Our empirical results, based on backtesting on both the S&P 500 index and the volatile AAPL stock, demonstrate the superiority of the DFC-LSTM. The model consistently delivers statistically valid VaR forecasts, passing both unconditional and conditional coverage tests with significantly higher p-values than a comprehensive suite of state-of-the-art benchmarks, including GARCH-LSTM, TCN, and Transformer-based models. This statistical robustness is particularly salient on the challenging AAPL dataset, where several benchmarks fail. While maintaining highly competitive economic loss scores, the DFC-LSTM’s primary strength lies in its exceptional calibration and reliability.
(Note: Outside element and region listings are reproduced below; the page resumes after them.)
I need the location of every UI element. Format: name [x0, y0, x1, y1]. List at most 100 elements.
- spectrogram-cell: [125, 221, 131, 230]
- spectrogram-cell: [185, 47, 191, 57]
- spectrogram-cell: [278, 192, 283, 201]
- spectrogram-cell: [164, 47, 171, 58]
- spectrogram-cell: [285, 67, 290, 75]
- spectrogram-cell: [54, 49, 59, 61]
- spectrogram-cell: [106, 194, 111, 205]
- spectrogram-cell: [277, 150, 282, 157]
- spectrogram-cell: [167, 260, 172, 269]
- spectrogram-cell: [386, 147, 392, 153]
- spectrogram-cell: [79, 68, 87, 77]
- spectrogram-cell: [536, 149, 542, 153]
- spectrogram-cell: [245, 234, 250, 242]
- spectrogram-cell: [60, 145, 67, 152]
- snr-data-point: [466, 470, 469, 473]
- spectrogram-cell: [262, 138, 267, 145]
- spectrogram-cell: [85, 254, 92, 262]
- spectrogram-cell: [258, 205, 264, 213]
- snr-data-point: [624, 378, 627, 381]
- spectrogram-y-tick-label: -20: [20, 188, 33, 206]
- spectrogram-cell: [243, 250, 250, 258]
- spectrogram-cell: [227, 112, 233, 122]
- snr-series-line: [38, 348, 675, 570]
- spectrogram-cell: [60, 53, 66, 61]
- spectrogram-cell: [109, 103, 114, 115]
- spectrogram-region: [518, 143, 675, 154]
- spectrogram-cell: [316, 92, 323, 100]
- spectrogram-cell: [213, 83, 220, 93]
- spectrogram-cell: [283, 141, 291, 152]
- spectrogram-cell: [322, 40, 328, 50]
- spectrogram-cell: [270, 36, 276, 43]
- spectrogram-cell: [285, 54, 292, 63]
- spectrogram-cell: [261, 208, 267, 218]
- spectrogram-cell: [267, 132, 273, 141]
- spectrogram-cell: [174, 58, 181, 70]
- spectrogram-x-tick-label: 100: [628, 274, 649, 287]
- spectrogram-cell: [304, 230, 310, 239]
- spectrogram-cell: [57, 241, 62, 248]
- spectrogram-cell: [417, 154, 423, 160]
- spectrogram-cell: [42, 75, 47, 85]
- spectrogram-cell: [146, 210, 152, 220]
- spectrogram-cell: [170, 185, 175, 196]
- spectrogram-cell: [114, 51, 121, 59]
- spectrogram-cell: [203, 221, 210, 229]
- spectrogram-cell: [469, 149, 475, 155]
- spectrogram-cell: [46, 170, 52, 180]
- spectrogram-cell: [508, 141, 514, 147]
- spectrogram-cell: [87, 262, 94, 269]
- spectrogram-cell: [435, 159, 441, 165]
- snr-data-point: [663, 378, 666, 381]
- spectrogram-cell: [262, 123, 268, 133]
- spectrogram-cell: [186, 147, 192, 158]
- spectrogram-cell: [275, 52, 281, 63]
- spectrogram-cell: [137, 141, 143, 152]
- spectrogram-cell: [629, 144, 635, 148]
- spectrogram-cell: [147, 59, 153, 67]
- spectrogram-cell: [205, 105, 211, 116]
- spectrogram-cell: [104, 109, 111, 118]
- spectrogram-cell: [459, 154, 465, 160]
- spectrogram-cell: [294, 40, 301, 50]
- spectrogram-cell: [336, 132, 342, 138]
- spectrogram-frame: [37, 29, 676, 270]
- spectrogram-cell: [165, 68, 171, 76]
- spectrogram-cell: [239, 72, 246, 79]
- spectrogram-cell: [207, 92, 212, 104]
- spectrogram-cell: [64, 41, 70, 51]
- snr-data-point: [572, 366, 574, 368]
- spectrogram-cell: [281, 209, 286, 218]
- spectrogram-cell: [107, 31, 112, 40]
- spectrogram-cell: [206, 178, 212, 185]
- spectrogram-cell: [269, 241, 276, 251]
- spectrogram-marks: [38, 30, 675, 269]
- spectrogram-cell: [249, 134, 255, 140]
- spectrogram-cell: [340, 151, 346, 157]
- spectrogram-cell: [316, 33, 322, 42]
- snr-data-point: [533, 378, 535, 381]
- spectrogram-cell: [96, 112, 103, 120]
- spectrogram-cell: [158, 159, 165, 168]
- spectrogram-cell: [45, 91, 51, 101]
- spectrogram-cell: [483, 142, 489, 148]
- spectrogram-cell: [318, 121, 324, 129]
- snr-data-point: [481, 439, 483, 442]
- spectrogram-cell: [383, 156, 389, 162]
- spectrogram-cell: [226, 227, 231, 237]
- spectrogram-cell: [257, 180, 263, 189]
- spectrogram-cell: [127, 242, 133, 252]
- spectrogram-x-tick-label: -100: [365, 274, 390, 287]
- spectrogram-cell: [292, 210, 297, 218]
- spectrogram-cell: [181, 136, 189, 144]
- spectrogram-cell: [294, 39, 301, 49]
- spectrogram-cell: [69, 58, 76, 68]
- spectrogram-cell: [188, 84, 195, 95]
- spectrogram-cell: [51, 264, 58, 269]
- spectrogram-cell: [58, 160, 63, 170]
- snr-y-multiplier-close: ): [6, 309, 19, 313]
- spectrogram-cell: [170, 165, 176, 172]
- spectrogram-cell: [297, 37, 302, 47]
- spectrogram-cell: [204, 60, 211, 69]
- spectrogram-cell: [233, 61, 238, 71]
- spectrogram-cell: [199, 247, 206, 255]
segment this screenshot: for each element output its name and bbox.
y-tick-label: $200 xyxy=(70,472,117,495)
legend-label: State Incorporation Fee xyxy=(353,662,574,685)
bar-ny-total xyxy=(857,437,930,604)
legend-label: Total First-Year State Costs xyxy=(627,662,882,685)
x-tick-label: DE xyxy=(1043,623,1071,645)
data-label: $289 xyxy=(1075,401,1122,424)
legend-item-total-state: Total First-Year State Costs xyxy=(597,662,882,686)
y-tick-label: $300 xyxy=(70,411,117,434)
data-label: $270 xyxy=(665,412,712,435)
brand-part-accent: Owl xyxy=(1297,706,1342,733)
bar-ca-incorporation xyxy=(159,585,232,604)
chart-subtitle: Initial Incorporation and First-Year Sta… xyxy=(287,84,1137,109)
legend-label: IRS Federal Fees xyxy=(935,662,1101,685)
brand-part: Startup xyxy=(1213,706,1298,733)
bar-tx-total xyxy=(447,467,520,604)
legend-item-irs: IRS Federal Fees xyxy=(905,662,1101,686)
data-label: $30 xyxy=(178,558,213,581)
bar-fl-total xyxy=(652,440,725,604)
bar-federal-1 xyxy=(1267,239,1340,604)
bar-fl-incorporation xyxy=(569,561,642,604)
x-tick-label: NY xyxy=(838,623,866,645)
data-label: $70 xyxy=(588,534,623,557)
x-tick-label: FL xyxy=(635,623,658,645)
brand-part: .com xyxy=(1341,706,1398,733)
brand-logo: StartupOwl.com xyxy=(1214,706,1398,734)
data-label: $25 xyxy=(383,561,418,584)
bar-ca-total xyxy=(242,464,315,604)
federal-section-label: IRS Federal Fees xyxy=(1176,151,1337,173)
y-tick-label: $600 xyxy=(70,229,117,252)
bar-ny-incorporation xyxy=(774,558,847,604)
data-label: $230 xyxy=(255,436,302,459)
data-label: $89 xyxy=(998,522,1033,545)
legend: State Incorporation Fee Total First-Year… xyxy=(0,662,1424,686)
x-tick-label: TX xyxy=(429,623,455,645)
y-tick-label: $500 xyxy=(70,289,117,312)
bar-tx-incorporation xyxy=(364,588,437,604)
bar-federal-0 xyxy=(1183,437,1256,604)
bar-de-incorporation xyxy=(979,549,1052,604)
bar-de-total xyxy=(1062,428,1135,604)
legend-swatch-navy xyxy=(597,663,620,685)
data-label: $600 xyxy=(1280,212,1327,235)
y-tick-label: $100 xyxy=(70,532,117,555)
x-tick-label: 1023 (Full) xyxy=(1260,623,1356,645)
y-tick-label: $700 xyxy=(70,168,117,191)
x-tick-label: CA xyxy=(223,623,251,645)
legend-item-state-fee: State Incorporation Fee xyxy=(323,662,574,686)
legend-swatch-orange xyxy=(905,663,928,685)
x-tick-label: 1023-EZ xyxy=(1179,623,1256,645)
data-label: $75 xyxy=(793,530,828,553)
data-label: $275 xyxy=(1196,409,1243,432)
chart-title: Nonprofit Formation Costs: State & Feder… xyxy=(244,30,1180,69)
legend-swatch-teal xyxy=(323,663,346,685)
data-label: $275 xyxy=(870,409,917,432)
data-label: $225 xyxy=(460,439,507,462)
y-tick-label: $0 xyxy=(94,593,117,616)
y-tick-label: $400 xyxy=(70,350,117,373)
The findings strongly suggest that directly embedding the intrinsic dynamical principles of financial markets into the neural architecture is an effective strategy for improving financial risk modeling. The success of the DFC-LSTM validates our hypothesis that a theory-informed, adaptive architecture leads to more accurate and dependable risk forecasts. Future research could extend this framework in several directions: applying it to other asset classes such as commodities or cryptocurrencies; testing its performance at more extreme risk levels (e.g., 99% VaR) and for complementary risk measures like Expected Shortfall (ES); validating its robustness under different market conditions using more rigorous protocols, such as rolling-window estimations; assessing its practical economic implications; investigating a broader range of chaotic systems for the activation mechanism; or expanding the architecture to a multivariate setting to model systemic risk.